Herat is one of the largest provinces and Herat city is the second largest city of Afghanistan with approximately 800,000 populations. The official data in 2006 was 349.000 inhabitants, but a great deal of people immigrated from other provinces; Baadghis, Ghor, Dikondi, Bamian, Farah, Nimroz and Helmand. They are internal displaced people, having their shelter in the suburbs, especially in area south of the city. These immigrations has trail of cultural and social collision and violence against women increase on daily bases in Herat city. The population of the Herat Province is actually around 2.500.000 people. In the country district the farmers are involved in seasonal works, producing local crops and growing goats and sheep flock.

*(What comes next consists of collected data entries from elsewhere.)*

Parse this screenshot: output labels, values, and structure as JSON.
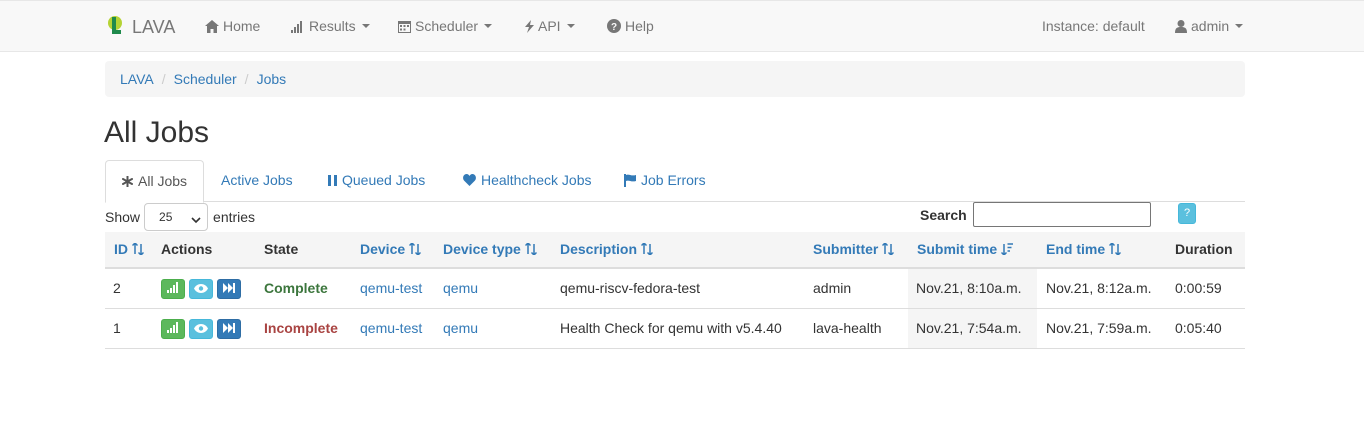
{
  "navbar": {
    "brand": "LAVA",
    "home": "Home",
    "results": "Results",
    "scheduler": "Scheduler",
    "api": "API",
    "help": "Help",
    "instance": "Instance: default",
    "user": "admin"
  },
  "breadcrumb": [
    "LAVA",
    "Scheduler",
    "Jobs"
  ],
  "page_title": "All Jobs",
  "tabs": [
    {
      "label": "All Jobs",
      "icon": "asterisk-icon",
      "active": true
    },
    {
      "label": "Active Jobs",
      "icon": "",
      "active": false
    },
    {
      "label": "Queued Jobs",
      "icon": "pause-icon",
      "active": false
    },
    {
      "label": "Healthcheck Jobs",
      "icon": "heart-icon",
      "active": false
    },
    {
      "label": "Job Errors",
      "icon": "flag-icon",
      "active": false
    }
  ],
  "controls": {
    "show_label": "Show",
    "entries_value": "25",
    "entries_label": "entries",
    "search_label": "Search",
    "search_value": "",
    "help_label": "?"
  },
  "table": {
    "headers": [
      "ID",
      "Actions",
      "State",
      "Device",
      "Device type",
      "Description",
      "Submitter",
      "Submit time",
      "End time",
      "Duration"
    ],
    "rows": [
      {
        "id": "2",
        "state": "Complete",
        "device": "qemu-test",
        "device_type": "qemu",
        "description": "qemu-riscv-fedora-test",
        "submitter": "admin",
        "submit_time": "Nov.21, 8:10a.m.",
        "end_time": "Nov.21, 8:12a.m.",
        "duration": "0:00:59"
      },
      {
        "id": "1",
        "state": "Incomplete",
        "device": "qemu-test",
        "device_type": "qemu",
        "description": "Health Check for qemu with v5.4.40",
        "submitter": "lava-health",
        "submit_time": "Nov.21, 7:54a.m.",
        "end_time": "Nov.21, 7:59a.m.",
        "duration": "0:05:40"
      }
    ]
  },
  "colors": {
    "link": "#337ab7",
    "complete": "#3c763d",
    "incomplete": "#a94442",
    "btn_green": "#5cb85c",
    "btn_info": "#5bc0de",
    "btn_primary": "#337ab7"
  }
}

The sustainment in many areas depends by the climate, by the quantity of precipitation in the winter season. The frequent draughts create serious risk of malnutrition for the country population.  The silk production is typical of this area since several centuries. Herat produces one of the best qualities of silk. The typical products are scarves, turbans, carpet and tapestries, sold in the local market. After the civil war and the Taliban regime, the silk production started rising in the mid 2000, using the traditional manual techniques.

The Zinda Jan District is located in the central part of Herat Province in Afghanistan. It is around 45 kilometers far from the center of Herat city and borders Gulran and Kushk districts to the North, Injil and Guzara districts to the East, Adraskan District to the South and Ghoryan and Kohsan districts to the West. The population is 48,600 (2005 year). The district center is the town of Zinda Jan, situated in the valley of the Hari River. The river provides water for a florid agriculture. The local crops are vegetables, fruit and mulberry trees for the production of the silk. The good climate and existence of mulberry trees made the situation ready and suitable for silkworm rearing and silk production. Many women are engaged in house handcraft activities. The women are working on silk rearing and silk weaving. The main need they have is to update their work process to face the actual market. The security situation in the area still maintains good and the population agreed the presence of Afghan and international NGOs.